假在于如果真有冤魂,那个整个燕府就该像地府一般的场景,魂挤着魂。
因严苛的府规而死的冤魂数不胜数,怎么可能就一个打扮得像嫁人的女鬼。
倘若真有鬼,那么为何迫害的人却依旧好好的。
落梅敛下眸光,连想都不敢想,安静如鸡等着老爷离去。
老爷没有动,不知为何他的目光突然停在落梅的脑袋上。
落梅只感觉自己头上顶着千斤重,却半点不敢挪。
终于老爷的视线挪开了,因为管家带着消息过来了。
“老爷,少爷回来了。”
少爷,落梅怔住,视线看向院门,第一眼瞧见门口矮着身子的宋义。
宋义也看着她,眼里含笑眨了眨眼睛。
不知为何,落梅突然又一个念头,少爷是宋义找来的。
落梅的目光落到少爷身上,细细打量。
少爷不愧为和小姐一母同胞的兄妹,乍一看无甚差别,细细看上去却能发现少爷的五官相较硬朗,而小姐则面容精致柔和。

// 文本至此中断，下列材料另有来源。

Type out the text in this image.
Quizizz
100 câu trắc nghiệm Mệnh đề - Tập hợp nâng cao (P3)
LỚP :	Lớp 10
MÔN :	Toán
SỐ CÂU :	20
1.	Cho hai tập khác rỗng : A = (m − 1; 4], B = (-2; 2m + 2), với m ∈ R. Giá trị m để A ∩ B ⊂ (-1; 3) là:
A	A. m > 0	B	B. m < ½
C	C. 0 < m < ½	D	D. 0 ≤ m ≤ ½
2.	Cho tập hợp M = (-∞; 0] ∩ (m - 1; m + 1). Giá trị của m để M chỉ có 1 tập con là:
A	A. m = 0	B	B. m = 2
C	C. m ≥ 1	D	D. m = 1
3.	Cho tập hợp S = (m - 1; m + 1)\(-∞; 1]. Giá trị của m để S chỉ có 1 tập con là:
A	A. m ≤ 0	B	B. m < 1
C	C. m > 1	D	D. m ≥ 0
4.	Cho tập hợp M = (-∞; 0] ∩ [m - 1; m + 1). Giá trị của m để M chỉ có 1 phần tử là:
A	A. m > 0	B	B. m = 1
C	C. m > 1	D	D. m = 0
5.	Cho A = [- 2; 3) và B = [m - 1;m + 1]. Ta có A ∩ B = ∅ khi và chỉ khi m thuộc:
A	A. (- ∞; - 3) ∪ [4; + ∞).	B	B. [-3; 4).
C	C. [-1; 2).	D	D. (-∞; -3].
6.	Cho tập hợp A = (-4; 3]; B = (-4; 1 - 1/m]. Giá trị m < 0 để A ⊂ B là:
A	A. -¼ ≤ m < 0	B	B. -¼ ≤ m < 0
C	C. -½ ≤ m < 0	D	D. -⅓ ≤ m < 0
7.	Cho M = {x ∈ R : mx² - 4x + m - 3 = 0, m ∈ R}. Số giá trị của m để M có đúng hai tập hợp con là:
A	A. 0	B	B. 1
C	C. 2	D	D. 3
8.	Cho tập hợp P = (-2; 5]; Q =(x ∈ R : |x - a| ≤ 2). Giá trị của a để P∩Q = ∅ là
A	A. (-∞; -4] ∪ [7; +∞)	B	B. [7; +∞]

因着府中规矩,落梅本就很少能看见少爷,自从少爷束发后,不知为何他和老爷大吵一架,随即便搬出去住。
小姐无法出门,也常常见不到同胞哥哥,他们上一次见到,还是因为少爷突然偷偷回来问落梅的存在。
后面就是赐婚,少爷把宋义送来后便急匆匆地走了,仿佛身后有恶鬼在追赶。
因此落梅虽然知道宋义的主子是少爷,却从没看过少爷如今的模样。
落梅还念着温早早的话,要看顾她的一对儿女。
少爷有些瘦,但精神劲很足,挺好,温早早大概会很高兴。
老爷瞧见少爷来了,僵硬的脸颊动了动:“嗯,回来就行,这次要呆多久。”
少爷低着头,答非所问:“父亲,我听说有一大师过来驱邪,唤来了一个厉鬼,特来此看看。”
“你不关心你的父亲,反倒关心厉鬼的事?”
少爷地头更低了:“父亲有陈伯在,不需要我关心。”
老爷安静了,气压沉沉,压得人喘不过气。
落梅都不敢和宋义使眼色,盯着脚下那一方土地,仿佛上面有什么好玩的。
不知过了多久,老爷终于开了口:“走吧。”
陈伯上去扶着老爷,充当老爷的拐杖,一瘸一拐地走了。
气压渐渐回升,落梅抬起头,小姐已经走到少爷跟前,眼含热泪。
小姐比划了一下:“高了,瘦了,你在外面真的吃饱睡好吗?”
少爷勾唇,眼神柔和下来,抬手揉了揉小姐的头发:“当然,倒是你,我听说你要结亲,没有及时来替你相看是我不对。”
话到后面,少爷情绪低迷,为自己没有替妹妹掌眼而低落。
“没事,我知你一直在挂念我,而且这个亲结不结还不确定呢。”
少爷冷笑:“倘若他心中尚存父女情,就该立刻把这婚事退去,而不是像现在这样搁置,等风头一过又把你推入那个火坑。”
小姐沉默,因她知道少爷说的是对的,可那又如何,她的婚事掌握在父亲手里,父亲让她嫁,她还能拒绝不成。
只要她开了口,头上便会盖下不孝的名头,以后又该如何立足。